The experience is not seamless, however. There are numerous reports that, in their current form, chatbots have too many limitations for broad appeal.
“It is the first step in a journey,” said Dave O’Flanagan, co-founder and CEO of customer intelligence cloud software company Boxever. “When they become more intelligent, they are going to become smart and they are going to do it quickly.”
Crunching the data
With marketers struggling to leverage the wealth of data available to them these days, it is perhaps no surprise that AI’s next frontier appears to be behind the scenes, supporting a variety of tasks involved in the mechanics of marketing.
For example, one of the trailers for science-fiction horror film Morgan was cut by IBM Watson, the cognitive computing system that's able to watch content and interpret the language and emotional tone of each scene.
IBM is also leveraging AI for programmatic bidding. With programmatic, marketers have access to a significant amount of information about target consumers and must make lightning-quick decisions about whether or not to place a bid. AI can make the necessary computations more quickly than a person while also learning over time what the most effective moves are. Already, the AI strategy is showing a 35% lift in results during early tests.
AI can also learn to tag content, something that is a crucial — but not very exciting — task as marketers increasingly look to develop value-add services, like Spotify recommending songs for listeners.
AI is even impacting how creative is developed.
Earlier this year, agency McCann Erickson Japan appointed an AI creative director and had it develop a campaign for Clorets mints. A second campaign was created by a human creative director. When consumers were asked to vote online for their favorite, they chose the latter, but the results were close.
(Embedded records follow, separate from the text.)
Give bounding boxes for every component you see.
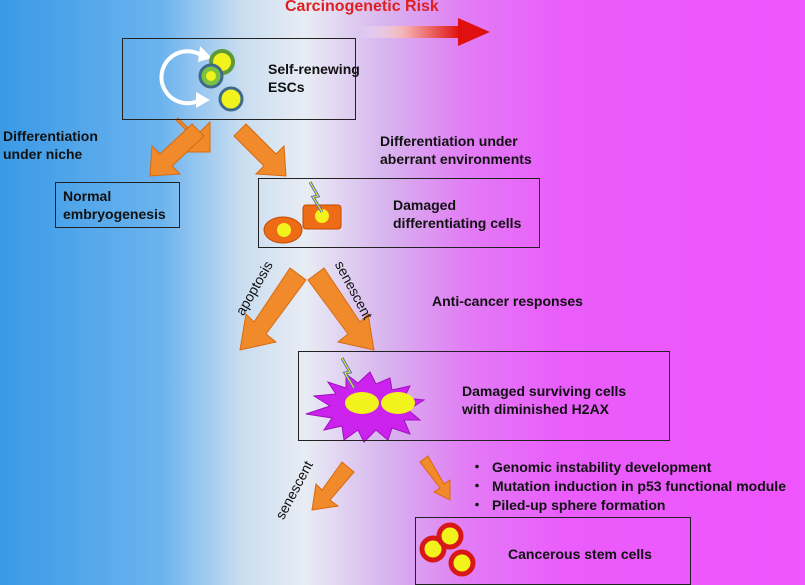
damaged-diff-box: [258, 178, 540, 248]
arrow-senescent-2: [311, 461, 355, 511]
arrow-to-damaged: [233, 123, 287, 177]
damaged-surv-label-2: with diminished H2AX: [462, 401, 610, 417]
damaged-surv-box: [298, 351, 670, 441]
anti-cancer-label: Anti-cancer responses: [432, 293, 583, 309]
normal-label-2: embryogenesis: [63, 206, 166, 222]
escs-box: [122, 38, 356, 120]
escs-illustration: [159, 46, 244, 112]
arrow-to-normal: [149, 123, 205, 177]
bullet-mark-2: ・: [470, 478, 484, 494]
cancerous-label: Cancerous stem cells: [508, 546, 652, 562]
bullet-item-2: Mutation induction in p53 functional mod…: [492, 478, 786, 494]
bullet-item-1: Genomic instability development: [492, 459, 712, 475]
normal-label-1: Normal: [63, 188, 112, 204]
arrow-to-cancer: [419, 455, 451, 501]
damaged-surv-illustration: [305, 357, 426, 443]
diff-niche-label-2: under niche: [3, 146, 83, 162]
bullet-mark-3: ・: [470, 497, 484, 513]
arrow-apoptosis: [239, 267, 307, 351]
normal-box: [55, 182, 180, 228]
cancer-cells-illustration: [419, 522, 476, 577]
arrow-senescent-1: [307, 267, 375, 351]
damaged-diff-label-2: differentiating cells: [393, 215, 522, 231]
flow-arrows: [149, 123, 451, 511]
diff-aberrant-label-1: Differentiation under: [380, 133, 518, 149]
escs-label-1: Self-renewing: [268, 61, 360, 77]
risk-arrow: [360, 18, 490, 46]
escs-label-2: ESCs: [268, 79, 305, 95]
bullet-item-3: Piled-up sphere formation: [492, 497, 666, 513]
damaged-surv-label-1: Damaged surviving cells: [462, 383, 627, 399]
damaged-diff-label-1: Damaged: [393, 197, 457, 213]
damaged-diff-illustration: [263, 181, 342, 244]
diff-niche-label-1: Differentiation: [3, 128, 98, 144]
bullet-mark-1: ・: [470, 459, 484, 475]
diff-aberrant-label-2: aberrant environments: [380, 151, 532, 167]
risk-title: Carcinogenetic Risk: [285, 0, 439, 15]
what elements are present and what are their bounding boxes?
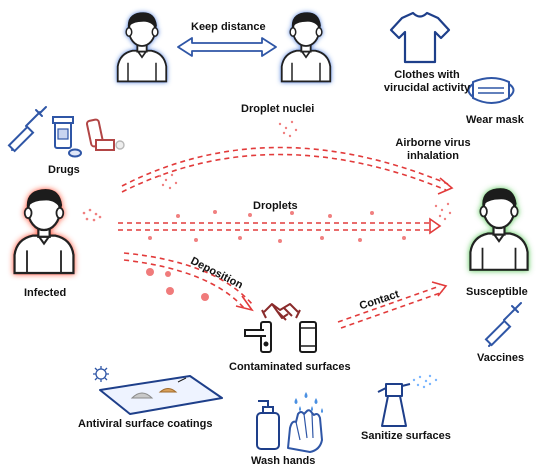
phone-icon: [299, 321, 317, 353]
inhaler-icon: [85, 118, 125, 151]
soap-dispenser-icon: [256, 400, 280, 450]
airborne-label-line-2: inhalation: [407, 150, 459, 162]
droplet-dots: [148, 210, 406, 243]
person-icon-top-left: [116, 11, 168, 83]
antiviral-coatings-label: Antiviral surface coatings: [78, 418, 213, 430]
clothes-label-line-2: virucidal activity: [383, 82, 471, 94]
infected-label: Infected: [24, 287, 67, 299]
wear-mask-label: Wear mask: [466, 114, 524, 126]
wash-hands-label: Wash hands: [251, 455, 316, 467]
shirt-icon: [389, 11, 451, 64]
double-arrow-icon: [177, 37, 277, 57]
deposition-drops: [146, 268, 209, 301]
pill-bottle-icon: [52, 116, 82, 158]
washing-hands-icon: [287, 392, 323, 453]
airborne-arrow: [121, 146, 454, 195]
susceptible-label: Susceptible: [466, 286, 528, 298]
virus-icon: [93, 366, 109, 382]
spray-mist: [412, 374, 438, 389]
surface-icon: [99, 375, 223, 415]
door-handle-icon: [244, 321, 272, 353]
droplets-label: Droplets: [253, 200, 298, 212]
drugs-label: Drugs: [48, 164, 80, 176]
droplets-arrow: [118, 217, 442, 235]
vaccines-label: Vaccines: [477, 352, 525, 364]
deposition-arrow: [123, 252, 254, 312]
contact-arrow: [337, 281, 448, 329]
droplet-nuclei-label: Droplet nuclei: [241, 103, 315, 115]
contaminated-surfaces-label: Contaminated surfaces: [229, 361, 351, 373]
airborne-label: Airborne virus inhalation: [380, 137, 486, 163]
aerosol-dots: [82, 120, 452, 222]
clothes-label: Clothes with virucidal activity: [374, 69, 480, 95]
keep-distance-label: Keep distance: [191, 21, 266, 33]
handshake-icon: [261, 303, 301, 321]
person-icon-infected: [13, 187, 75, 275]
syringe-icon: [7, 106, 47, 153]
spray-bottle-icon: [377, 383, 411, 427]
person-icon-top-right: [280, 11, 332, 83]
clothes-label-line-1: Clothes with: [394, 69, 460, 81]
mask-icon: [467, 77, 515, 104]
sanitize-surfaces-label: Sanitize surfaces: [361, 430, 451, 442]
person-icon-susceptible: [469, 187, 529, 271]
syringe-icon-vaccine: [484, 302, 522, 347]
airborne-label-line-1: Airborne virus: [395, 137, 471, 149]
These results suggest cognitive technology cannot yet replicate the inspiration and emotional connection required for a truly standout campaign.
McCann also tested AI’s ability to optimize the creative for an outdoor billboard promoting a fake coffee company. A camera above the billboard watched how consumers reacted to different creative and copy, evolving the message as it homed in on which elements generated positive reactions.
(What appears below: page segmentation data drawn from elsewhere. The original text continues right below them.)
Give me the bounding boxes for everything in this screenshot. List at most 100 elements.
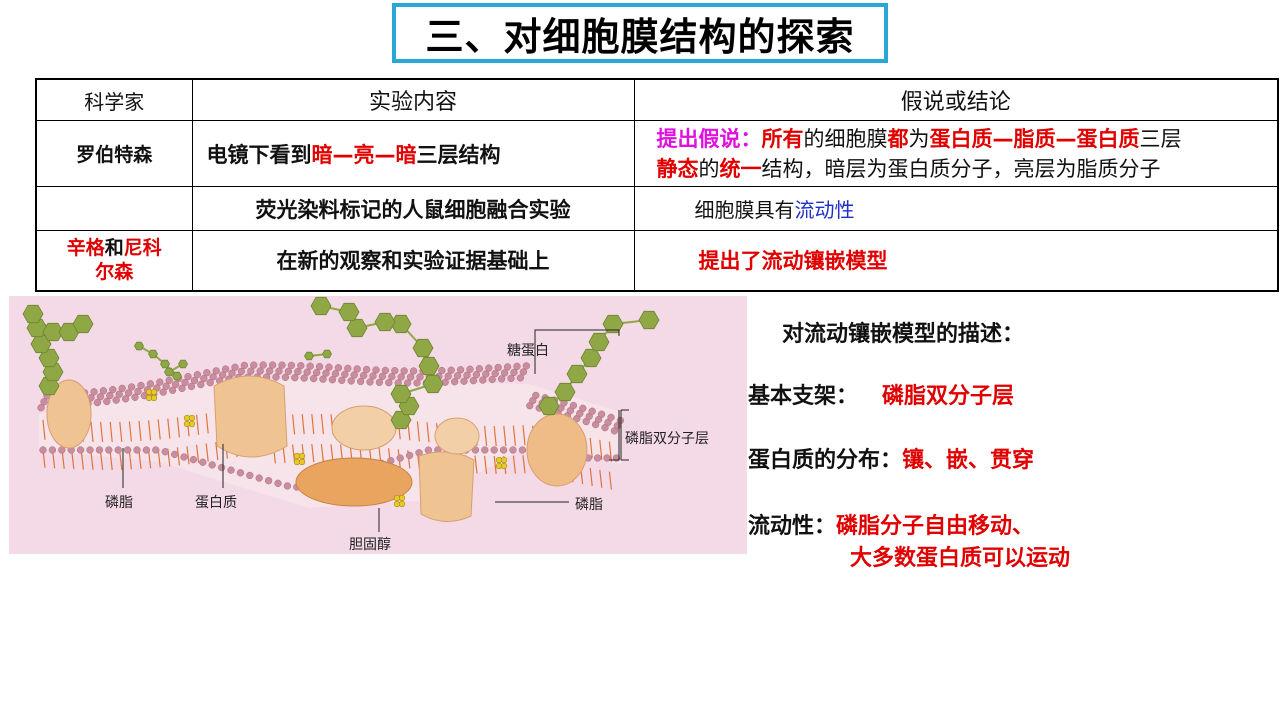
phospholipid-head bbox=[353, 365, 361, 373]
phospholipid-head bbox=[522, 362, 531, 370]
lipid-tail bbox=[301, 444, 305, 463]
phospholipid-head bbox=[40, 398, 48, 406]
phospholipid-head bbox=[510, 368, 518, 377]
sugar-unit bbox=[390, 384, 412, 404]
phospholipid-head bbox=[227, 466, 235, 474]
phospholipid-head bbox=[105, 446, 113, 454]
phospholipid-head bbox=[294, 368, 302, 376]
phospholipid-head bbox=[569, 401, 578, 410]
phospholipid-head bbox=[396, 454, 404, 462]
conclusion-line-2: 静态的统一结构，暗层为蛋白质分子，亮层为脂质分子 bbox=[657, 154, 1272, 184]
phospholipid-head bbox=[532, 391, 540, 400]
phospholipid-head bbox=[178, 384, 186, 393]
sugar-unit bbox=[172, 371, 182, 381]
phospholipid-head bbox=[112, 396, 120, 404]
phospholipid-head bbox=[603, 454, 611, 462]
phospholipid-head bbox=[106, 391, 114, 400]
header-content: 实验内容 bbox=[191, 78, 635, 121]
phospholipid-head bbox=[247, 367, 255, 375]
phospholipid-head bbox=[170, 450, 179, 459]
phospholipid-head bbox=[152, 446, 160, 454]
lipid-tail bbox=[196, 414, 200, 435]
phospholipid-head bbox=[275, 367, 283, 375]
phospholipid-head bbox=[519, 368, 528, 376]
phospholipid-head bbox=[447, 366, 455, 374]
phospholipid-head bbox=[297, 362, 305, 370]
label-phospholipid-left: 磷脂 bbox=[105, 495, 133, 511]
description-item: 基本支架：磷脂双分子层 bbox=[748, 378, 1014, 410]
phospholipid-head bbox=[199, 458, 207, 466]
phospholipid-head bbox=[159, 388, 167, 396]
protein-glyco bbox=[526, 413, 588, 487]
text-black: 结构，暗层为蛋白质分子，亮层为脂质分子 bbox=[761, 156, 1161, 181]
phospholipid-head bbox=[212, 367, 220, 375]
text-red: 统一 bbox=[719, 156, 762, 181]
lipid-tail bbox=[416, 421, 420, 442]
scientist-cell: 辛格和尼科尔森 bbox=[35, 230, 193, 291]
lipid-tail bbox=[119, 451, 123, 470]
phospholipid-head bbox=[137, 381, 145, 390]
lipid-tail bbox=[109, 421, 113, 443]
phospholipid-head bbox=[607, 413, 615, 422]
lipid-tail bbox=[589, 467, 593, 486]
phospholipid-head bbox=[453, 372, 462, 380]
header-scientist: 科学家 bbox=[35, 78, 193, 121]
phospholipid-head bbox=[156, 378, 164, 386]
page-title: 三、对细胞膜结构的探索 bbox=[392, 3, 888, 63]
lipid-tail bbox=[320, 413, 324, 435]
phospholipid-head bbox=[516, 374, 525, 382]
text-black: 的 bbox=[698, 156, 720, 181]
sugar-unit bbox=[346, 318, 368, 338]
phospholipid-head bbox=[274, 479, 282, 487]
phospholipid-head bbox=[391, 367, 399, 375]
phospholipid-head bbox=[490, 446, 498, 454]
lipid-tail bbox=[90, 421, 94, 442]
cholesterol bbox=[188, 420, 196, 428]
label-phospholipid-right: 磷脂 bbox=[575, 497, 603, 513]
phospholipid-head bbox=[206, 379, 214, 387]
sugar-unit bbox=[160, 359, 170, 369]
lipid-tail bbox=[426, 422, 430, 443]
leader-line bbox=[609, 410, 620, 461]
phospholipid-head bbox=[256, 367, 264, 375]
phospholipid-head bbox=[291, 374, 299, 382]
phospholipid-head bbox=[366, 378, 374, 386]
sugar-unit bbox=[42, 362, 64, 382]
text-black: 和 bbox=[104, 237, 124, 260]
lipid-tail bbox=[176, 417, 180, 438]
lipid-tail bbox=[157, 419, 161, 440]
table-row: 辛格和尼科尔森 在新的观察和实验证据基础上 提出了流动镶嵌模型 bbox=[35, 230, 1279, 291]
phospholipid-head bbox=[246, 471, 254, 480]
description-heading: 对流动镶嵌模型的描述： bbox=[782, 322, 1025, 347]
lipid-tail bbox=[100, 451, 104, 471]
lipid-tail bbox=[522, 425, 526, 446]
phospholipid-head bbox=[350, 371, 358, 379]
phospholipid-head bbox=[344, 364, 352, 372]
sugar-unit bbox=[310, 296, 332, 316]
phospholipid-head bbox=[165, 376, 173, 384]
description-key: 基本支架： bbox=[748, 384, 859, 409]
phospholipid-head bbox=[162, 382, 170, 390]
phospholipid-head bbox=[309, 374, 318, 383]
sugar-unit bbox=[72, 314, 94, 334]
cholesterol bbox=[500, 456, 508, 464]
experiment-table: 科学家 实验内容 假说或结论 罗伯特森 电镜下看到暗—亮—暗三层结构 提出假说：… bbox=[35, 78, 1279, 292]
sugar-unit bbox=[374, 312, 396, 332]
cholesterol bbox=[500, 462, 508, 470]
description-item: 流动性：磷脂分子自由移动、 bbox=[748, 508, 1034, 540]
phospholipid-head bbox=[479, 376, 487, 384]
phospholipid-head bbox=[325, 363, 333, 371]
cholesterol bbox=[298, 458, 306, 466]
phospholipid-head bbox=[485, 364, 493, 372]
lipid-tail bbox=[148, 450, 152, 469]
sugar-unit bbox=[338, 302, 360, 322]
phospholipid-head bbox=[171, 380, 180, 389]
lipid-tail bbox=[589, 437, 593, 458]
protein-transmembrane bbox=[418, 451, 475, 522]
phospholipid-head bbox=[334, 364, 343, 372]
phospholipid-head bbox=[133, 446, 141, 454]
phospholipid-head bbox=[181, 378, 189, 387]
text-black: 为 bbox=[908, 126, 930, 151]
fluid-mosaic-diagram: 糖蛋白 磷脂双分子层 磷脂 蛋白质 磷脂 胆固醇 bbox=[9, 296, 747, 554]
lipid-tail bbox=[205, 413, 209, 434]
McCann is even helping consumer packaged goods companies with their sampling and trial efforts using IBM technology that provides block-by-block insights into groups of consumers and adapts in real-time to what is happening on a block to uncover shopping marketing opportunities.
“We are talking about helping creative people move more quickly,” said IBM's Sheinkin.
Finishing the story
Looking ahead, Momentum Worldwide, Boxever and others expect to leverage AI to automate the creative process. They imagine creative directors will develop multiple headlines, taglines and other creative elements for a campaign — all of which are then interchangeable. An AI engine would combine these elements in any number of permutations and learn which versions perform best to continually optimize a campaign.
“The role of the creative is that they are generating stories,” Momentum Worldwide's Snyder said. “Moving forward, the way we are trying to leverage that is to generate stories that are incomplete. Then AI can provide tools for completing the story. This is a significant shift in how we leverage these technologies.”
With AI able to play so many different roles in marketing, it's not surprising that some marketers are scared their jobs are becoming obsolete. But IBM’s Sheinkin believes they have nothing to worry about.
“When we roll out a new capability, our experience is the exact opposite of what you see in the press,” he said. “We go out and hire new people because our capability is so much more. I think you will see more of that.
“In a world where everyone is becoming more data dependent — what is the differentiation? We are moving toward a cognitive world but it doesn’t mean Watson is going to replace jobs.”